Bishop of Vera Cruz, Mexico, was a poet of the classic school. Many of his Castilian sonnets are much admired, although he is chiefly remembered as the translator into Spanish of the famous Latin poem Rusticatio mexicana by the Jesuit Rafael Landivar (1731-1793), a work sharing, with Balbuena's Grandeza mexicana, the merit of fixing the classical style of letters in Hispanic America.






TWILIGHT

Slowly the sun descends at fall of night,
And rests on clouds of amber, rose and red;
The mist upon the distant mountains shed
Turns to a rain of gold and silver light.

The evening star shines tremulous and bright
Through wreaths of vapor, and the clouds o'erhead
Are mirrored in the lake, where soft they spread,
And break the blue of heaven's azure height.

Bright grows the whole horizon in the west
Like a devouring fire; a golden hue
Spreads o'er the sky, the trees, the plains that shine.
The bird is singing near its hidden nest
Its latest song, amid the falling dew,
Enraptured by the sunset's charm divine.






IN THE NIGHT


It seems like noon, so bright the lustre shed
On the damp forest by the moon's white glow.
The breeze scarce moves yon oak tree to and fro,
That mid a thousand others rears its head.

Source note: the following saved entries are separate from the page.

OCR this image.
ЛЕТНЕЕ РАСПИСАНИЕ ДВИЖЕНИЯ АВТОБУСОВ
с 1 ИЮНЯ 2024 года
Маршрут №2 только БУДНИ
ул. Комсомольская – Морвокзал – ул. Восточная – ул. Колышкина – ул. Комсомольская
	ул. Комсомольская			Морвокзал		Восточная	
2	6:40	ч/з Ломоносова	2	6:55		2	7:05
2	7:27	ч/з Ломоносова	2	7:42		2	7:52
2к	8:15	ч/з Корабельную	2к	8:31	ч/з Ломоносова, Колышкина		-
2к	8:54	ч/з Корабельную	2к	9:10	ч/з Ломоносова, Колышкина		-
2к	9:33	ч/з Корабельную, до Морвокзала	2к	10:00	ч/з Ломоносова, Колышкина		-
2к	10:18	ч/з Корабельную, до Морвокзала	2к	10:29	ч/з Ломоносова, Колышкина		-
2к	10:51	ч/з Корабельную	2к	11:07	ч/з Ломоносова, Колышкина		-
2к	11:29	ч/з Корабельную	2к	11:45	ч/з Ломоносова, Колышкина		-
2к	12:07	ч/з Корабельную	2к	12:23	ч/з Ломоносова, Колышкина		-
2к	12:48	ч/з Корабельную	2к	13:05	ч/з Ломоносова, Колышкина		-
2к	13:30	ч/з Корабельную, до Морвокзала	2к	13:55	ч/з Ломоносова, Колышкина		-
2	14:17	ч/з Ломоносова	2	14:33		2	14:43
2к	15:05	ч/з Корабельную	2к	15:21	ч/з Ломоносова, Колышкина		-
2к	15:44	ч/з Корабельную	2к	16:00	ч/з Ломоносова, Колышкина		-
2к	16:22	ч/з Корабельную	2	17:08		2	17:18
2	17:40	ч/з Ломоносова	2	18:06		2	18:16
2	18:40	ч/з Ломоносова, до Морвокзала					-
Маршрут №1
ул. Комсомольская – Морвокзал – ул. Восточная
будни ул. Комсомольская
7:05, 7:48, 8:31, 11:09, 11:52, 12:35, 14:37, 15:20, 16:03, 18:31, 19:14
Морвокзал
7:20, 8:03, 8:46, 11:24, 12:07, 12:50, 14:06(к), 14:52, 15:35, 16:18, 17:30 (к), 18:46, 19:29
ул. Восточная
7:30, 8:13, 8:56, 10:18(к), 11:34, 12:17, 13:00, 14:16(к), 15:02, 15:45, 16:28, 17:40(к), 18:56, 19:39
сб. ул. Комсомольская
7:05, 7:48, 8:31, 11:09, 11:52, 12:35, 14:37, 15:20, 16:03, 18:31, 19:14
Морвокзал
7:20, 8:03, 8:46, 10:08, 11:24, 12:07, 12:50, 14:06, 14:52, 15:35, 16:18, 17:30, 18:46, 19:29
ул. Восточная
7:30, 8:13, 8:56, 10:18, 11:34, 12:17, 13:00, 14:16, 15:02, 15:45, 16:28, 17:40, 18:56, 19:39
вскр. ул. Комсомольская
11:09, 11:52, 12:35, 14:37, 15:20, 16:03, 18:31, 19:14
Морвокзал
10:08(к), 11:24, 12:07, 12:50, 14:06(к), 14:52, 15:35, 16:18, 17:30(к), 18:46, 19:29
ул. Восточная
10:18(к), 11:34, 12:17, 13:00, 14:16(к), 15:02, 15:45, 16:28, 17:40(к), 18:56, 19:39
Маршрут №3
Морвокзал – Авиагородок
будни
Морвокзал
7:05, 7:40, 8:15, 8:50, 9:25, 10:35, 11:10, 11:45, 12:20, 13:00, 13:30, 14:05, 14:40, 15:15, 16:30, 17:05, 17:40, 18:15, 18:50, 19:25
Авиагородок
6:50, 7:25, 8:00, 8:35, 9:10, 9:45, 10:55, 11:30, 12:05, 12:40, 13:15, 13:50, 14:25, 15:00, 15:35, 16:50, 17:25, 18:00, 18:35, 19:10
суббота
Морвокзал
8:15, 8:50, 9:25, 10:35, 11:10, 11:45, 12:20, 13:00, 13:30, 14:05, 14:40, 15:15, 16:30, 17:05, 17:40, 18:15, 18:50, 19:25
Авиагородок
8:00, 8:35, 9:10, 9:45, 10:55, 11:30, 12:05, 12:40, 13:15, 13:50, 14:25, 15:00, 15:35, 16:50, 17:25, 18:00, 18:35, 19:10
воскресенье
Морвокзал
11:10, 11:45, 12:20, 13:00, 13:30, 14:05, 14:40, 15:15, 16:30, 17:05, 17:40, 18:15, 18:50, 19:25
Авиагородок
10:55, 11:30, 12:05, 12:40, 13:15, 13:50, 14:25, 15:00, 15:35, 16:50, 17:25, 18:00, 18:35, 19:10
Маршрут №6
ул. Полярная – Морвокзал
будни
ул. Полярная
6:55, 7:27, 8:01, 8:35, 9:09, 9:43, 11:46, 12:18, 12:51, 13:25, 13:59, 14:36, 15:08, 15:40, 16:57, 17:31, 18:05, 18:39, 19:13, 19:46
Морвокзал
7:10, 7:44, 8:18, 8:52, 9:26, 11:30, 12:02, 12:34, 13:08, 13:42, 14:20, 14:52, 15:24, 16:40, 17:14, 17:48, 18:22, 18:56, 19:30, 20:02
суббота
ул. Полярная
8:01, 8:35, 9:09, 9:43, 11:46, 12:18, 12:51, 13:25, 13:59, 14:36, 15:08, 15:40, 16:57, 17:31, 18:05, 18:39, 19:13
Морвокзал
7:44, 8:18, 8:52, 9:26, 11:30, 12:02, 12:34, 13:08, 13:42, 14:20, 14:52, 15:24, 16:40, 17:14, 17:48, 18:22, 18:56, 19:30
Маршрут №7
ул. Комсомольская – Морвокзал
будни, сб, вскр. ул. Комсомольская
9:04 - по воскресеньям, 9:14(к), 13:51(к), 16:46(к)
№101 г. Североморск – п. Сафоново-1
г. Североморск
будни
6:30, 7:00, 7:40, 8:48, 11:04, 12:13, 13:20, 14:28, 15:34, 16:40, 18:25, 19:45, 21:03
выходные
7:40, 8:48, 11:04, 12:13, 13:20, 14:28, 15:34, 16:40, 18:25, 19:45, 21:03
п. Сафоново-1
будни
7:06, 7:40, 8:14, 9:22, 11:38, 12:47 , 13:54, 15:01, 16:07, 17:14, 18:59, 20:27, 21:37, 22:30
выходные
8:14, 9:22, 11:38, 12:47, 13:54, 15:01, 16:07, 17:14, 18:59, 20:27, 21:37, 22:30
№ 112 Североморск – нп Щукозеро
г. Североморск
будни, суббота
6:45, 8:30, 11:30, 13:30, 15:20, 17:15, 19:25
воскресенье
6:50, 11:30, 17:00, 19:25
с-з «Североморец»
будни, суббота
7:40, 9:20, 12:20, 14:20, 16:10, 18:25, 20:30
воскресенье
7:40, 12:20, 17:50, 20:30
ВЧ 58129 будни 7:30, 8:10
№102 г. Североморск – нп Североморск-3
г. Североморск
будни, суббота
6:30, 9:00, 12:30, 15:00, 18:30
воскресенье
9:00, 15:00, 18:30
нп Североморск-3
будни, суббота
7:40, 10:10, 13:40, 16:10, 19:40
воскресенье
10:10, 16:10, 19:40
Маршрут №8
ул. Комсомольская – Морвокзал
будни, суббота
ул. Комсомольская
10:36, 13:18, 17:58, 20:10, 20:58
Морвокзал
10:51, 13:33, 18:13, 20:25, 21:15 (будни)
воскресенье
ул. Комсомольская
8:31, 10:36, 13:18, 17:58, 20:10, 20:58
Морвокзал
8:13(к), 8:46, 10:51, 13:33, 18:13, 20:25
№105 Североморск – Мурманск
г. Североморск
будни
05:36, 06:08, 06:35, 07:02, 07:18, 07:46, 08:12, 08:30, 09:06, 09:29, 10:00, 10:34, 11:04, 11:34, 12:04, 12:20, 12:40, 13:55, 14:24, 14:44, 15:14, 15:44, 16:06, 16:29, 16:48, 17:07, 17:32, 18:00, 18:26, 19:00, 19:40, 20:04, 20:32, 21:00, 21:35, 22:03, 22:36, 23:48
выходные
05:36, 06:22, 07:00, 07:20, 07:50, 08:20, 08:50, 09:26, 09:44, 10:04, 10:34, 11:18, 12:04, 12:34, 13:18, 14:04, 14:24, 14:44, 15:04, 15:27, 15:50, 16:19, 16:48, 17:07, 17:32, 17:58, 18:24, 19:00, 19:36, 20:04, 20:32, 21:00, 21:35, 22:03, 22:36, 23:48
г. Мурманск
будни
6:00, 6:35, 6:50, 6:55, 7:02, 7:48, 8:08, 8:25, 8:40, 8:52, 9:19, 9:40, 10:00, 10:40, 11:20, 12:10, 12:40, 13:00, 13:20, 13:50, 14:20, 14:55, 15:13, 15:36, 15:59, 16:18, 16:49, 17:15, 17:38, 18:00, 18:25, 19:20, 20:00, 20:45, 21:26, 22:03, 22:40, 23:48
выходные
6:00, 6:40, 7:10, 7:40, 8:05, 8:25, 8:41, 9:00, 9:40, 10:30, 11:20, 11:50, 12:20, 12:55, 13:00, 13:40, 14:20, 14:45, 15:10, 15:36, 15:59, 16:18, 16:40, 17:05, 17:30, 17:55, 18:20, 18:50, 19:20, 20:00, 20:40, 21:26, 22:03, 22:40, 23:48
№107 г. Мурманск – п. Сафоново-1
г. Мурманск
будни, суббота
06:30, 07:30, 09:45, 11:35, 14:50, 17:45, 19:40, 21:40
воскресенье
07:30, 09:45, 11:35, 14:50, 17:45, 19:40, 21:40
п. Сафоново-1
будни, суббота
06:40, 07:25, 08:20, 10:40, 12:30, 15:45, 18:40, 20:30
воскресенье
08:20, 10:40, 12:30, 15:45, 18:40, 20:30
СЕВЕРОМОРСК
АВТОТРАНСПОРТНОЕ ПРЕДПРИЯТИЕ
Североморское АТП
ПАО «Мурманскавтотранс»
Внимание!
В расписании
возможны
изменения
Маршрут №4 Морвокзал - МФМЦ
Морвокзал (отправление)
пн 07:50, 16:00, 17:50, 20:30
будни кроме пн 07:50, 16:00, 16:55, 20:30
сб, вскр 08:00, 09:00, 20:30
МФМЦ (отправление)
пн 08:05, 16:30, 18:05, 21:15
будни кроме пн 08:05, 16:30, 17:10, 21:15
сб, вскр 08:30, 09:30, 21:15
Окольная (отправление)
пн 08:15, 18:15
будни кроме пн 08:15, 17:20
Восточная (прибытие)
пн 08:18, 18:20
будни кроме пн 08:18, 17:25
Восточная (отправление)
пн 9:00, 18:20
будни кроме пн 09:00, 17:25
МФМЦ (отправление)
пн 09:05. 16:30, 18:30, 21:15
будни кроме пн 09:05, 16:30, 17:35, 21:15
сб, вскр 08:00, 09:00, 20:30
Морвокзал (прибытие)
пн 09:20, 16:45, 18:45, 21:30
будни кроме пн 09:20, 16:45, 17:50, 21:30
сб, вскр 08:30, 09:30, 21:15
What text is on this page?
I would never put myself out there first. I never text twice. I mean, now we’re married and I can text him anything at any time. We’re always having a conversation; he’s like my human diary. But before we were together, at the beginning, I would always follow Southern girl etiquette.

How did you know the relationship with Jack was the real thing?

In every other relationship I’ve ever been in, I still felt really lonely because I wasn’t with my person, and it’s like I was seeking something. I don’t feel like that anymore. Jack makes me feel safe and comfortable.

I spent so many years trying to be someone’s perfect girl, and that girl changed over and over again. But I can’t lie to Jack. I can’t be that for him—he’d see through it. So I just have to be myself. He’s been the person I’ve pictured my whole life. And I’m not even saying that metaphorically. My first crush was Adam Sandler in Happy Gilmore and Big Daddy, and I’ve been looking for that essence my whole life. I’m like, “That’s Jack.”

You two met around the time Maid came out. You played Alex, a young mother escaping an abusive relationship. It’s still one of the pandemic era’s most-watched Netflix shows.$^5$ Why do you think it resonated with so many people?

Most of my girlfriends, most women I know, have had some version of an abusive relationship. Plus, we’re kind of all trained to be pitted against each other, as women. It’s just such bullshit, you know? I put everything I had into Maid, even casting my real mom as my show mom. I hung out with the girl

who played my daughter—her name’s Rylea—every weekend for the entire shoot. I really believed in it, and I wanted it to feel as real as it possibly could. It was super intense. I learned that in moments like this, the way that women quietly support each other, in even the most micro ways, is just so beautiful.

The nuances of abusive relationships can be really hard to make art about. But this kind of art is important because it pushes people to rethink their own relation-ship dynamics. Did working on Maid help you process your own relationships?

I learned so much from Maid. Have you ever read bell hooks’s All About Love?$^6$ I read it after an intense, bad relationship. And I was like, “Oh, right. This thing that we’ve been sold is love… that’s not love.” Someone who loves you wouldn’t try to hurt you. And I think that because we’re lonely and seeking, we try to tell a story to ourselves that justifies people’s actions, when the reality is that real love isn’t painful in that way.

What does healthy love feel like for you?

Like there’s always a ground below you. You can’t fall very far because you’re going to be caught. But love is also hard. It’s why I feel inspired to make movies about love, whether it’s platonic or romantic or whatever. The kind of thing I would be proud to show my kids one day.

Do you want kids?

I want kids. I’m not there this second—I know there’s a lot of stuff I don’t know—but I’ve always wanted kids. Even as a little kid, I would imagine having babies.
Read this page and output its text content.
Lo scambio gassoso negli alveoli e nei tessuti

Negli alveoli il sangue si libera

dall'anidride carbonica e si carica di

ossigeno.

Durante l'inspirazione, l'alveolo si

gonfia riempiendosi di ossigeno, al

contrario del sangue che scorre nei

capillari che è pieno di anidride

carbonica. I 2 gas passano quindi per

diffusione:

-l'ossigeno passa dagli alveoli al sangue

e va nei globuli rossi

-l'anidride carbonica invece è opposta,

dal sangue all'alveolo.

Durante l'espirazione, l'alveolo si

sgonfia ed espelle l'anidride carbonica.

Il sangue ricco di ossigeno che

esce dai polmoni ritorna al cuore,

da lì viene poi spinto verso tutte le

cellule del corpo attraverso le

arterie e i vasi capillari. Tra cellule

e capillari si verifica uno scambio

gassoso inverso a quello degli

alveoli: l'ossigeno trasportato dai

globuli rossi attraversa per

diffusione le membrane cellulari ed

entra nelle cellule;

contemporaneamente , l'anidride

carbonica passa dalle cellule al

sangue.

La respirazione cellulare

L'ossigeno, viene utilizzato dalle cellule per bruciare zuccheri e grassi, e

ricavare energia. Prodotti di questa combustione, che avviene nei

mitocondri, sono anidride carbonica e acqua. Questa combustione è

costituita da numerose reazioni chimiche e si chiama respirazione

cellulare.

O'er Zempoala, on an azure bed,
The evening star rests just above the snow,
And dimly in the fields the brooklet's flow
Shows like a silver ribbon far outspread.

The heavens shine; the hoophoe's note of pain
Sounds on the mountain, and the echoes send
Its wail across the broad plains plaintively.
Phyllis, come follow me, for I would fain
Enjoy this night; shut up the cot, my friend;
Upon the hillside I will wait for thee.